La nouvelle génération de responsables politiques d'extrême droite en Europe est en train de tourner le dos à la Russie de Vladimir Poutine, un changement de cap significatif par rapport à l'alignement historique de leurs aînés. C'est ce qui ressort des analyses d'un observateur averti de la scène politique, Thibault Muzergues, qui explique que l'image du président russe en tant que grand protecteur s'est complètement effondrée auprès de ces jeunes élus.

« L'image de Poutine en tant que grande puissance a totalement disparu », a déclaré Thibault Muzergues lors d'un débat.
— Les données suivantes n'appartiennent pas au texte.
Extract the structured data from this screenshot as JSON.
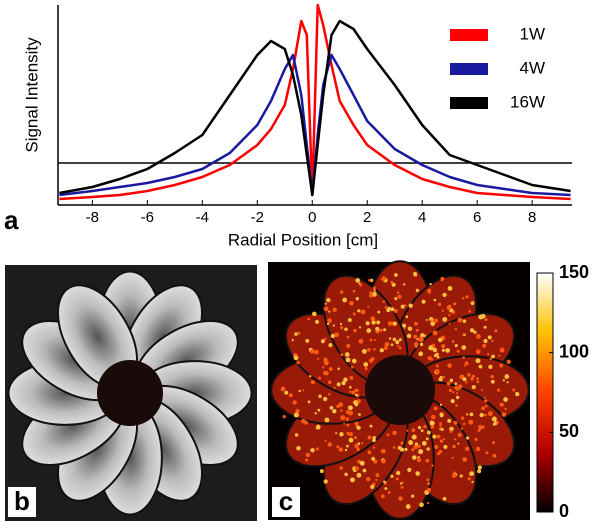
{
  "chart_data": [
    {
      "type": "line",
      "panel_label": "a",
      "xlabel": "Radial Position [cm]",
      "ylabel": "Signal Intensity",
      "x": [
        -9.2,
        -8,
        -7,
        -6,
        -5,
        -4,
        -3,
        -2,
        -1.5,
        -1,
        -0.7,
        -0.4,
        -0.2,
        0,
        0.2,
        0.4,
        0.7,
        1,
        1.5,
        2,
        3,
        4,
        5,
        6,
        7,
        8,
        9.4
      ],
      "series": [
        {
          "name": "1W",
          "color": "#ff0000",
          "values": [
            0.03,
            0.04,
            0.05,
            0.07,
            0.1,
            0.14,
            0.2,
            0.3,
            0.38,
            0.5,
            0.68,
            0.92,
            0.85,
            0.05,
            1.0,
            0.9,
            0.7,
            0.52,
            0.4,
            0.3,
            0.2,
            0.13,
            0.09,
            0.06,
            0.05,
            0.04,
            0.03
          ]
        },
        {
          "name": "4W",
          "color": "#1a1aa0",
          "values": [
            0.05,
            0.07,
            0.09,
            0.11,
            0.14,
            0.18,
            0.26,
            0.4,
            0.52,
            0.68,
            0.75,
            0.55,
            0.3,
            0.05,
            0.35,
            0.6,
            0.75,
            0.68,
            0.55,
            0.42,
            0.28,
            0.2,
            0.14,
            0.1,
            0.08,
            0.06,
            0.05
          ]
        },
        {
          "name": "16W",
          "color": "#000000",
          "values": [
            0.06,
            0.09,
            0.13,
            0.18,
            0.26,
            0.35,
            0.55,
            0.75,
            0.82,
            0.78,
            0.65,
            0.45,
            0.25,
            0.05,
            0.3,
            0.55,
            0.85,
            0.92,
            0.88,
            0.78,
            0.6,
            0.4,
            0.25,
            0.2,
            0.15,
            0.1,
            0.07
          ]
        }
      ],
      "xlim": [
        -9.25,
        9.45
      ],
      "xticks": [
        -8,
        -6,
        -4,
        -2,
        0,
        2,
        4,
        6,
        8
      ],
      "ylim": [
        0,
        1
      ],
      "hline": 0.21,
      "legend": "upper right"
    },
    {
      "type": "colorbar-images",
      "panel_labels": [
        "b",
        "c"
      ],
      "clim": [
        0,
        150
      ],
      "cticks": [
        0,
        50,
        100,
        150
      ],
      "colormap": [
        "#000000",
        "#b00000",
        "#ff4000",
        "#ffc000",
        "#ffffff"
      ]
    }
  ]
}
Selon lui, les nouvelles figures de la droite radicale se tournent désormais vers l'Ukraine, abandonnant le narratif pro-Kremlin qui prévalait au sein des vieilles gardes nationalistes et populistes.
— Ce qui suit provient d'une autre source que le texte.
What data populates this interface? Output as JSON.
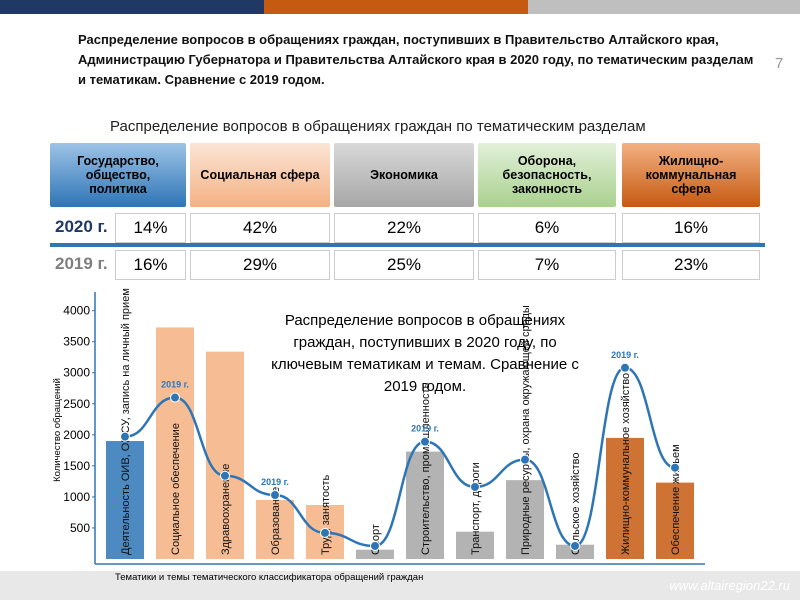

Les racines du divorce avec Moscou

Ce revirement s'explique par une conjonction de facteurs. La guerre d'agression russe en Ukraine, déclenchée en février 2022, a radicalement changé la perception du Kremlin. Là où Vladimir Poutine était autrefois admiré pour son antiféminisme affiché, sa défense des valeurs traditionnelles et son opposition à l'Union européenne, les exactions commises en Ukraine et l'isolement diplomatique de la Russie ont rendu cet héritage toxique.

Par ailleurs, la nouvelle génération, souvent plus connectée aux réseaux sociaux et à une vision atlantiste, considère que la défense de la souveraineté nationale passe désormais par un ancrage ferme dans l'OTAN et un rejet de l'impérialisme russe. Plusieurs partis, notamment en Pologne, en Tchéquie, aux Pays-Bas et en France, ont ainsi opéré un virage pro-Ukraine, allant jusqu'à condamner publiquement l'invasion et soutenir les sanctions.
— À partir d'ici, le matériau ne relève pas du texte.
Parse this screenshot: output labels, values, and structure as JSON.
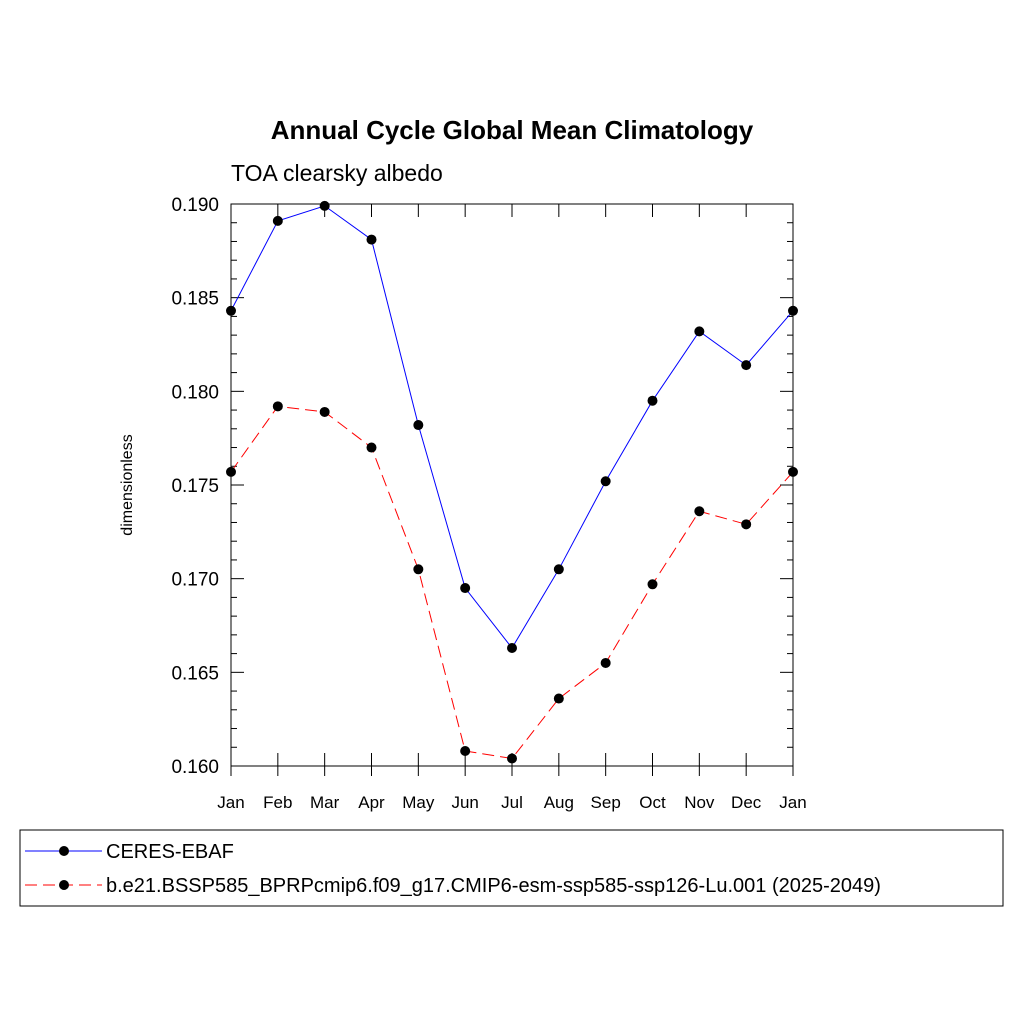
{
  "chart_data": {
    "type": "line",
    "title": "Annual Cycle Global Mean Climatology",
    "subtitle": "TOA clearsky albedo",
    "ylabel": "dimensionless",
    "xlabel": "",
    "ylim": [
      0.16,
      0.19
    ],
    "yticks": [
      "0.160",
      "0.165",
      "0.170",
      "0.175",
      "0.180",
      "0.185",
      "0.190"
    ],
    "categories": [
      "Jan",
      "Feb",
      "Mar",
      "Apr",
      "May",
      "Jun",
      "Jul",
      "Aug",
      "Sep",
      "Oct",
      "Nov",
      "Dec",
      "Jan"
    ],
    "grid": false,
    "legend_placement": "bottom",
    "series": [
      {
        "name": "CERES-EBAF",
        "color": "#0000ff",
        "dash": "solid",
        "values": [
          0.1843,
          0.1891,
          0.1899,
          0.1881,
          0.1782,
          0.1695,
          0.1663,
          0.1705,
          0.1752,
          0.1795,
          0.1832,
          0.1814,
          0.1843
        ]
      },
      {
        "name": "b.e21.BSSP585_BPRPcmip6.f09_g17.CMIP6-esm-ssp585-ssp126-Lu.001 (2025-2049)",
        "color": "#ff0000",
        "dash": "dashed",
        "values": [
          0.1757,
          0.1792,
          0.1789,
          0.177,
          0.1705,
          0.1608,
          0.1604,
          0.1636,
          0.1655,
          0.1697,
          0.1736,
          0.1729,
          0.1757
        ]
      }
    ]
  }
}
Conséquences pour l'Europe

Ce réalignement pourrait avoir des conséquences profondes sur les équilibres politiques au sein de l'Union européenne. Alors que les partis d'extrême droite gagnent du terrain dans plusieurs pays, leur ralliement à la cause ukrainienne pourrait faciliter le maintien d'une ligne dure face à Moscou. Inversement, il fragilise les réseaux d'influence russes en Europe, qui comptaient sur ces formations pour diviser et affaiblir l'UE de l'intérieur.

Thibault Muzergues souligne que ce mouvement ne signifie pas pour autant une adhésion aux valeurs libérales ou démocratiques. Il s'agit d'une adaptation pragmatique à un nouveau contexte géopolitique, où Poutine n'est plus perçu comme un allié utile mais comme un paria dont il faut se distancer pour garder une crédibilité électorale.

Un tournant générationnel

Ce phénomène touche particulièrement les jeunes militants et dirigeants, nés après la chute de l'URSS, pour qui la Russie n'a jamais représenté un modèle. Ils sont plus sensibles aux récits ukrainiens de résistance et de défense de l'identité nationale, qu'ils jugent compatibles avec leurs propres combats identitaires. Ce glissement pourrait redessiner la carte des alliances au Parlement européen et dans les coalitions nationales.

En conclusion, la défection de la nouvelle extrême droite européenne vis-à-vis de Vladimir Poutine marque un changement notable dans la géopolitique du continent. Elle ouvre la voie à une recomposition des rapports de force, mais ne signifie pas un ralliement aux valeurs occidentales traditionnelles.